PANGANDARAN - Forum Komunikasi Penyuluh Agama Islam (FKPAI)Kabupaten Pangandaran bekerjasama dengan Pemerintah Desa Sukahurip Kecamatan Pangandaran menggelar Safari Dakwah bertempat di aula Desa Sukahurip, Selasa (2/3/2022).
Hadir dalam acara tersebut Kepala Kantor Kemenag Kabupaten Pangandaran, Dr.

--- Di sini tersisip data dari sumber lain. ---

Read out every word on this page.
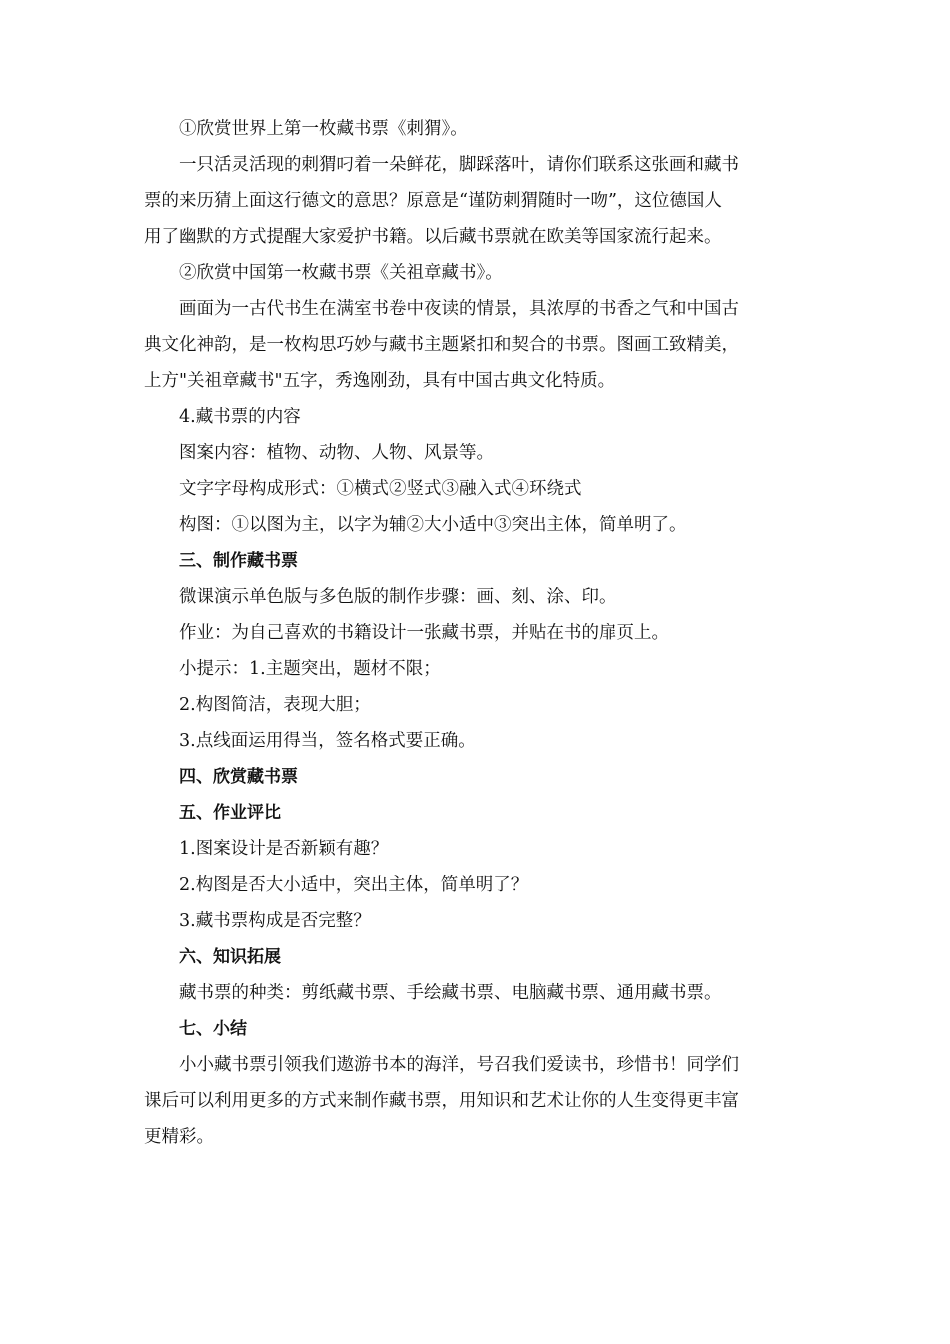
①欣赏世界上第一枚藏书票《刺猬》。
一只活灵活现的刺猬叼着一朵鲜花，脚踩落叶，请你们联系这张画和藏书
票的来历猜上面这行德文的意思？原意是“谨防刺猬随时一吻”，这位德国人
用了幽默的方式提醒大家爱护书籍。以后藏书票就在欧美等国家流行起来。
②欣赏中国第一枚藏书票《关祖章藏书》。
画面为一古代书生在满室书卷中夜读的情景，具浓厚的书香之气和中国古
典文化神韵，是一枚构思巧妙与藏书主题紧扣和契合的书票。图画工致精美，
上方"关祖章藏书"五字，秀逸刚劲，具有中国古典文化特质。
4.藏书票的内容
图案内容：植物、动物、人物、风景等。
文字字母构成形式：①横式②竖式③融入式④环绕式
构图：①以图为主，以字为辅②大小适中③突出主体，简单明了。
三、制作藏书票
微课演示单色版与多色版的制作步骤：画、刻、涂、印。
作业：为自己喜欢的书籍设计一张藏书票，并贴在书的扉页上。
小提示：1.主题突出，题材不限；
2.构图简洁，表现大胆；
3.点线面运用得当，签名格式要正确。
四、欣赏藏书票
五、作业评比
1.图案设计是否新颖有趣？
2.构图是否大小适中，突出主体，简单明了？
3.藏书票构成是否完整？
六、知识拓展
藏书票的种类：剪纸藏书票、手绘藏书票、电脑藏书票、通用藏书票。
七、小结
小小藏书票引领我们遨游书本的海洋，号召我们爱读书，珍惜书！同学们
课后可以利用更多的方式来制作藏书票，用知识和艺术让你的人生变得更丰富
更精彩。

H. Supriana, M.Pd, Kepala Bidang Kesra Kabupaten Pangandaran Agus, MPd, Kades Sukahurip Warsiman, para penyuluh Agama Islam, serta tokoh agama dan masyarakat Desa Sukahurip.
Baca juga:
Ternyata Emak-Emak ini Bahas Asep Japar
|
Dalam sambutannya Kepala Kemenag minta, agar masyarakat cerdas pahami pernyataan Menteri Agama Yaqut Cholil Qoumas (Gusmen) terkait pedoman pengeras suara di masjid dan mushalla.
“ Kami Mengimbau agar warga masyarakat Pangandaran cerdas dalam memahami dan menyikapi penyataan yang dilontarkan Menteri Agama Gus Yaqut yang dianggap kontroversial, ” katanya.
Pernyataan Menteri Agama RI Gus Yaqut, dalam menjelaskan Surat Edaran Menteri Agama RI, Nomor 05, Tahun 2022, tentang Pedoman Penggunaan Pengeras Suara di Masjid dan Mushalla telah jadi polemik karena dianggap kontroversial sebenarnya sudah ada sejak tahun 1978 dulu.
Dijelaskan, bahwa tujuan aturan pengeras suara tersebut adalah dalam rangka menciptakan harmonisasi dalam kehidupan bermasyarakat yang majemuk.
“Setelah kami membaca dan menelaah lebih lanjut, Kami berkesimpulan, secara tegas menyatakan bahwa surat edaran tersebut adalah bertujuan menciptakan harmonisasi kehidupan beragama, berbangsa yang lebih damai, tenang dan tenteram, ” tuturnya.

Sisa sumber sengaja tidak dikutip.